The next day my pet showed a dramatic improvement. He still would not eat, but he walked about the cage very animatedly and seemed to be much more aware (and concerned) of my presence. At one point a couple of days later I lifted him out of the cage and looked at the scrotum hole. To my joyful surprise, I saw that it wasn't really a hole any longer but had started to heal and was now a scab. This was indeed good news. It had been a traumatizing experience, but a lot of good had come of it. During the next 24 to 48 hours, my pet's condition continued to improve. He became very spry and even began climbing into his chicken-wire penthouse. He acted much more chipmunk-like in his movements and I was very glad. I allowed him to pose for a bit on my shoulder, to which he assented with only a few attempts to escape, and it seemed as if the Bobbsey-twins pet-thing might be in reach after all.

Then a day or so later, as I was coming down for breakfast, I paused at the cage to greet my friend. To my surprise, he was again resting languidly in a corner, his eyes glazed over and half-closed. My heart skipped a beat. With trembling hands, I reached into the cage and picked him up. I could well guess what the recurrence of the symptoms meant, and I was afraid to look. With a pit in my stomach I turned him over and looked at his scrotum. The maggots had returned in force. They had not only chewed their way through the newly formed scab, but had eaten out a much greater area. In fact, the damage now went will-nigh clear of the scrotum, extending into the flesh between the scrotum and anus and in fact one maggot was extending from the anus itself, though it seemed not to like the original hole and so had excavated a more satisfactory one adjacent to the original. In short, the entire back end of my pet was one mass of fat phlegmatic twisting and gyrating worms.

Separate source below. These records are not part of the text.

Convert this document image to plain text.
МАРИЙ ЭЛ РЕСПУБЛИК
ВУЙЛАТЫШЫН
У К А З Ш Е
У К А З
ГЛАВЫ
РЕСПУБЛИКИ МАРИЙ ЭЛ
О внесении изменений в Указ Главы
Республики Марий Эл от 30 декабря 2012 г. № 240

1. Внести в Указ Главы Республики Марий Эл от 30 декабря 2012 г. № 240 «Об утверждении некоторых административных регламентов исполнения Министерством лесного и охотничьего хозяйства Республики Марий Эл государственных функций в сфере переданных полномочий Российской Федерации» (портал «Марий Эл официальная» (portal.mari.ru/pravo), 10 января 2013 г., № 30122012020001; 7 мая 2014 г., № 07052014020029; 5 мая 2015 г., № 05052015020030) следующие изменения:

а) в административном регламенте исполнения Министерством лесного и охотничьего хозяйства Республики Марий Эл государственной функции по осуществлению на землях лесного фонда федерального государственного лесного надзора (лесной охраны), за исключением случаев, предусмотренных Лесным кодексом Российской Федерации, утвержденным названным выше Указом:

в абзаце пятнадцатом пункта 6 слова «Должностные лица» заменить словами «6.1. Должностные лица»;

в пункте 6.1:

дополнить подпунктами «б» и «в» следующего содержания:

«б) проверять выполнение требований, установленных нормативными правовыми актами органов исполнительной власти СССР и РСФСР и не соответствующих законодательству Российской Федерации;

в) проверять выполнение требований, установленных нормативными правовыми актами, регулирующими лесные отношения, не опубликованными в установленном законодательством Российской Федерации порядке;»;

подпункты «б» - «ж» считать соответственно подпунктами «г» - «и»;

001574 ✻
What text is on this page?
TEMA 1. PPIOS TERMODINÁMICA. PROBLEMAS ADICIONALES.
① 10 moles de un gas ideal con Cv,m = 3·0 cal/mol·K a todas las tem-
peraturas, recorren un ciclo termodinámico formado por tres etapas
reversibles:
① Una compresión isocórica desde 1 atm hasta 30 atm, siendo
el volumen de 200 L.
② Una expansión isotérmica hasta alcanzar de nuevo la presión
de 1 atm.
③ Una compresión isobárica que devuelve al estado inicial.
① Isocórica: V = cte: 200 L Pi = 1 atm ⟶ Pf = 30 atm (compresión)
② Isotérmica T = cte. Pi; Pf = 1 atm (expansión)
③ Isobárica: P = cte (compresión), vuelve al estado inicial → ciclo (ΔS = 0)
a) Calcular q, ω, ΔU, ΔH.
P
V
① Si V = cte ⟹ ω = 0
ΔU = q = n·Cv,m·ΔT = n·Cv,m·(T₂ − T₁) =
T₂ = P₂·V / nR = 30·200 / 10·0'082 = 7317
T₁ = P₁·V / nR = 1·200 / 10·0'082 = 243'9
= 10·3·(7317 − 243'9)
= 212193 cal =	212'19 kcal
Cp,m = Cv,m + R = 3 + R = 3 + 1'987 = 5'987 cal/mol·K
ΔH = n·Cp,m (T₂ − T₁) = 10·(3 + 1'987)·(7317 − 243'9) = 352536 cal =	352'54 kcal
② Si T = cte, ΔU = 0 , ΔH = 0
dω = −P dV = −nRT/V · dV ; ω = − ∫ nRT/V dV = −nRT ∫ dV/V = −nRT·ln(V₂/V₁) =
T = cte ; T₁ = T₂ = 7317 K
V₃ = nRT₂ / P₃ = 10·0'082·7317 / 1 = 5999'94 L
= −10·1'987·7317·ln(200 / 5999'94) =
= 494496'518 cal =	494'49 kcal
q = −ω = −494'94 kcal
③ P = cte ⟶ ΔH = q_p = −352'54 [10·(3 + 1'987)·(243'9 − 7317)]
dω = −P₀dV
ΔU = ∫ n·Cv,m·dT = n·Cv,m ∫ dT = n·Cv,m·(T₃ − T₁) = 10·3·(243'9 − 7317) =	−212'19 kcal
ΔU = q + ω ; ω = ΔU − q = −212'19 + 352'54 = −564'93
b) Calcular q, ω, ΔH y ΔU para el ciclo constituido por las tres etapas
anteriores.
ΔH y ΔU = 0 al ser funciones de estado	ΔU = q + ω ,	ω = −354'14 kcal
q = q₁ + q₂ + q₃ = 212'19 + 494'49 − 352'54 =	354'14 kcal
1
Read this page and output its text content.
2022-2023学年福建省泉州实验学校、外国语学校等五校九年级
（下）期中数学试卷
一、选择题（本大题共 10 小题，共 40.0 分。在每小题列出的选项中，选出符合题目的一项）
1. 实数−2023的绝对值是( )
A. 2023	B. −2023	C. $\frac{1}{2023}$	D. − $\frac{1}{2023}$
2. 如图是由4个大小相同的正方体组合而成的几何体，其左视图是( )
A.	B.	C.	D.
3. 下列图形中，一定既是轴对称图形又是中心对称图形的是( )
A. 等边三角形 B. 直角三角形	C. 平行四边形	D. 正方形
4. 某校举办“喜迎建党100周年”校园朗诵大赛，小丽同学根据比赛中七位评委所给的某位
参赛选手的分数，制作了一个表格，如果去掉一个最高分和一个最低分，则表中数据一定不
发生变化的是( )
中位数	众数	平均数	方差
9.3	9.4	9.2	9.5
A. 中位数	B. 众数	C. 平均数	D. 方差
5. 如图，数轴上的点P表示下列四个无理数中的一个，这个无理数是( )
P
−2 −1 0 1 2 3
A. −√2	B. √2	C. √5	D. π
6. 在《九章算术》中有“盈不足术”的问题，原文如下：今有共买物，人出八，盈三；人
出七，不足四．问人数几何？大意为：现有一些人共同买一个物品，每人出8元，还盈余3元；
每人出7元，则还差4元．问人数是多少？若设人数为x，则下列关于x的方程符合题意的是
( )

This was too much for me. Suppressing an urge to upchoke, I simply walked out of the house with the chipmunk and set him on the lawn some distance from the house. I felt really bad about the whole thing but I just couldn't cope with the notion that I really had not just one pet but perhaps several thousand. I wasn't sure how Encyclopedia Brown would have handled the situation, and to tell you the truth, I didn't really care. All I knew is that I wanted to get rid of this damn chipmunk that was being eaten from the inside out. I mournfully wished for a cat or a dog, just a normal pet like any other kid.

The rest of the story is rather anticlimatic. A couple of days later I worked up the courage to visit the spot where I had left the chipmunk. It was gone. I didn't think it had had the energy to walk away, certainly not across the great expanse of the lawn, and I wondered if some animal had gotten a hold of it. Searching further, I came across a dried pool of vomit a short distance away. I looked carefully for signs of chipmunk in the vomit but didn't see any. To this day I don't know if the vomit pool was related or not.